今回のアップデートで、スパンの送り先をエージェントごとのロググループ(/aws/bedrock-agentcore/runtimes/<agent_id>-<endpoint_name>)に変更できるようになったという話です。
やってみた
検証環境
- AgentCore CLI(
@aws/agentcore) - Strands Agents
- Amazon Nova 2 Lite(
jp.amazon.nova-2-lite-v1:0)
エージェントプロジェクトの作成
npm install -g @aws/agentcore
agentcore create --name ObsDemo --framework Strands --protocol HTTP --model-provider Bedrock --memory none --build CodeZip
モデルはデフォルトだと Claude Sonnet になっているので、app/ObsDemo/model/load.py を書き換えて Nova 2 Lite にします。
from strands.models.bedrock import BedrockModel
def load_model() -> BedrockModel:
return BedrockModel(model_id="jp.amazon.nova-2-lite-v1:0")
デプロイ先は agentcore/aws-targets.json に自分で書く必要があります。
[
{
"name": "default",
"account": "123456789012",
"region": "ap-northeast-1"
}
]
CloudWatch Transaction Search の有効化
スパンをエージェント専用ロググループに配信するには、あらかじめ CloudWatch Transaction Search を有効にしておく必要があります。未設定だと、後述の spans ストリームにデータが来ません。

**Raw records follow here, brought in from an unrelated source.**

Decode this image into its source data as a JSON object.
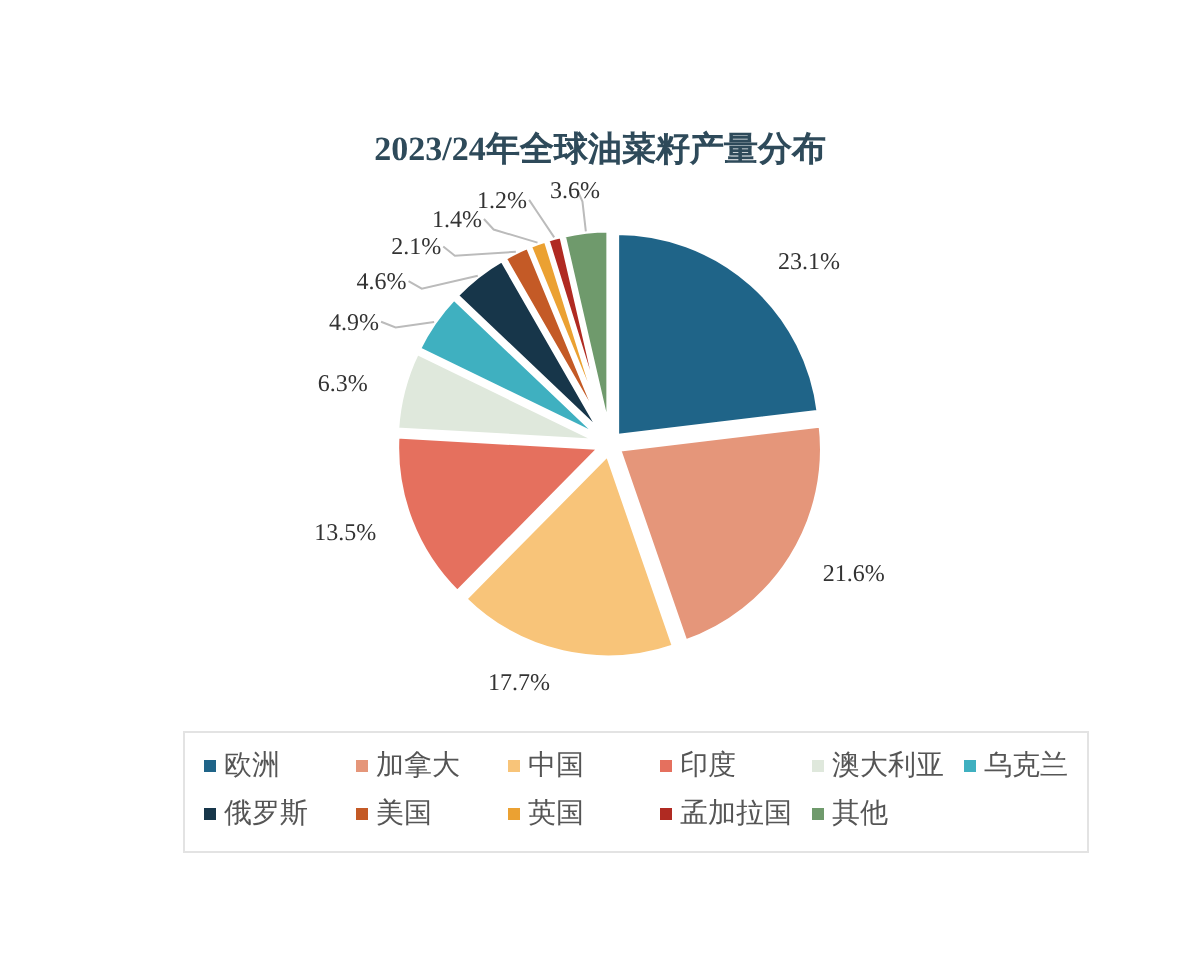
{
  "chart_data": {
    "type": "pie",
    "title": "2023/24年全球油菜籽产量分布",
    "categories": [
      "欧洲",
      "加拿大",
      "中国",
      "印度",
      "澳大利亚",
      "乌克兰",
      "俄罗斯",
      "美国",
      "英国",
      "孟加拉国",
      "其他"
    ],
    "values": [
      23.1,
      21.6,
      17.7,
      13.5,
      6.3,
      4.9,
      4.6,
      2.1,
      1.4,
      1.2,
      3.6
    ],
    "colors": [
      "#1f6488",
      "#e5967a",
      "#f8c479",
      "#e5705e",
      "#dfe8dc",
      "#3fb0c0",
      "#17364a",
      "#c45a26",
      "#eba132",
      "#b02a22",
      "#6f9a6c"
    ],
    "value_labels": [
      "23.1%",
      "21.6%",
      "17.7%",
      "13.5%",
      "6.3%",
      "4.9%",
      "4.6%",
      "2.1%",
      "1.4%",
      "1.2%",
      "3.6%"
    ],
    "legend": "bottom"
  }
}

aws xray update-trace-segment-destination --destination CloudWatchLogs
デプロイと呼び出し
cd ObsDemo
agentcore deploy -y
agentcore invoke "こんにちは、あなたは何のモデルですか?一言で答えてください"
ロググループの中身を確認
デプロイ時に払い出された Runtime ID(ObsDemo_ObsDemo-xxxxxxxxxx)を使って、ロググループのストリーム一覧を見てみます。
aws logs describe-log-streams \
--log-group-name "/aws/bedrock-agentcore/runtimes/ObsDemo_ObsDemo-xxxxxxxxxx-DEFAULT" \
--region ap-northeast-1
runtime-logs-<session-id>... ← アプリの標準出力
otel-rt-logs ← OpenTelemetryの構造化ログ
spans ← トレース(スパン)
同じロググループの中に、アプリの標準出力・OTELログ・スパン の3種類のストリームが同居していました。
spansストリームの中身を覗くと、traceIdやspanId、gen_ai.user.messageといった OpenTelemetry の GenAI セマンティック規約に沿ったスパンが記録されていて、確かにトレースがここに来ていることが確認できます。
既存エージェント
2026年7月20日より前に作成したエージェントは、リージョンが対応していても引き続き共有のaws/spansがデフォルト送信先のままです。
移行するには実行ロールにlogs:PutResourcePolicyを付与したうえで、UNIFIED_TRACES_DESTINATION_ENABLED=trueを環境変数に設定します
まとめ
エージェントごとにログとトレースが 1 つのロググループにまとまったことで、CloudWatch Logs Insights で両方を横断して追いかけやすくなりそうです。
既存エージェントで何かしらの分析を既に行っている場合は、移行のタイミングを検討する必要がありそうです。